A chemical leak in a Shropshire river has killed as many as 50,000 fish in what has been branded an “environmental disaster”.
The River Morda near Oswestry turned milky-white late following what is believed to have been a chemical leak from a tanker into the river late on Thursday.
An investigation is now being carried out by the Environment Agency, to find out the cause.
The Environment Agency warned people not to allow livestock and pets to go in the river.
Giles Cochrane, fishery manager at Weston Pools, described it as an “environmental disaster” with an entire eco-system wiped out.
Giles Cochrane, fishery manager at Weston Pools, explains the bleak situation today, following last night's leak. pic.twitter.com/qZGTU7Duqd— Naomi Penrose (@Naomi_ShropStar) January 20, 2017
I'm at scene of Weston Pools following the chemical leak. It's believed at least 50,000 fish have been wiped out. pic.twitter.com/E4T5AdVtRk— Naomi Penrose (@Naomi_ShropStar) January 20, 2017
The Environment Agency has warned people not to allow livestock and pets to go in the river.
We're on site dealing with a severe pollution on the River Morda,below Oswestry. We recommend people,livestock & pets don't go in the River— Env Agency Midlands (@EnvAgencyMids) January 20, 2017
Mr Cochrane said the fishery’s pools itself were unaffected, but pollution had killed fish in the river, and posed a risk to other wildlife as well.
He said: “Five generations of fish have been totally wiped out.
“The trout population has been wiped out, the fry, next year’s fry, the food they eat such as the shrimp and the caddisfly. The entire eco-system has been wiped out. It’s caused complete devastation.”
Mr Cochrane said Weston Pools had replaced the fish in the river about five years ago, after a previous pollution incident.
But following the latest incident the Environment Agency says devastation is such that fish could be absent from the river for a lifetime.
He said the leak was reported by one of the pool’s anglers at about 6.30pm on Thursday.
“It was absolutely sickening to see all those dead fish, and we were concerned that the pollution would permeate through the soil and into our pools but thankfully the Environment Agency have assured us that won’t happen,” he said.
“Although this doesn’t directly affect us, we have an obligation to make sure the public are aware of any abnormalities in the water.
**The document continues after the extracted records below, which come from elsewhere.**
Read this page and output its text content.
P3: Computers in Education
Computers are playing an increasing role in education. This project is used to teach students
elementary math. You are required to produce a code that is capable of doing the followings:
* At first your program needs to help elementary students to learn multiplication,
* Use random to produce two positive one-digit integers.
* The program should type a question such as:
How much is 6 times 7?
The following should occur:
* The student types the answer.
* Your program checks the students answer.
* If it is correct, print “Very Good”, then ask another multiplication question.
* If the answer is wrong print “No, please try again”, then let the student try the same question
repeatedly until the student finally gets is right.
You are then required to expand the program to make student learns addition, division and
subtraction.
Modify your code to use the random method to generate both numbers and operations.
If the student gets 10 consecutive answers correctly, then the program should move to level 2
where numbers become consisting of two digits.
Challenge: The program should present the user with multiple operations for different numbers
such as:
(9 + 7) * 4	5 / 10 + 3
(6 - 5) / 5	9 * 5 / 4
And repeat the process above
It’s important people with dogs and farmers with livestock are made aware to keep away from the river because this is lethal.”
On Thursday night the river had turned milk-white following the leak, but yesterday it was a greenish, grey colour, unlike its typically clear water.
United Utilities said it is investigating an issue at its treatment works in Oswestry and is working with the Environment Agency to resolve the situation.
A spokesman for the company said: “There has been an issue at Oswestry water treatment works which we are currently investigating. We are working closely with the Environment Agency to resolve this.”
Jessica Jacques, spokeswoman for the Environment Agency, said: “On Thursday 19 January, we received a report of pollution in the River Morda, downstream of Oswestry, Shropshire.
"The Environment Agency immediately responded working with partners to identify the source of the pollution and manage any impacts. We have identified the source of the pollution and no further pollutants are currently entering the river.
"Public Health England have advised the public to avoid coming into contact with water in the River Morda at this time and should not allow animals to enter or drink the water, to avoid risk of skin irritation, irritation to eyes, nose, mouth and stomach.
"We are expecting to see an impact on the water environment from the pollution event including fish deaths along the River Morda.
"Our teams are out sampling water quality and monitoring the health of the river.
"We are informing local farmers and communities about the incident and working closely with partners to reduce any further impact to the environment, wildlife and people.
"We are unable to comment on the source of the pollution at this stage while investigations are ongoing.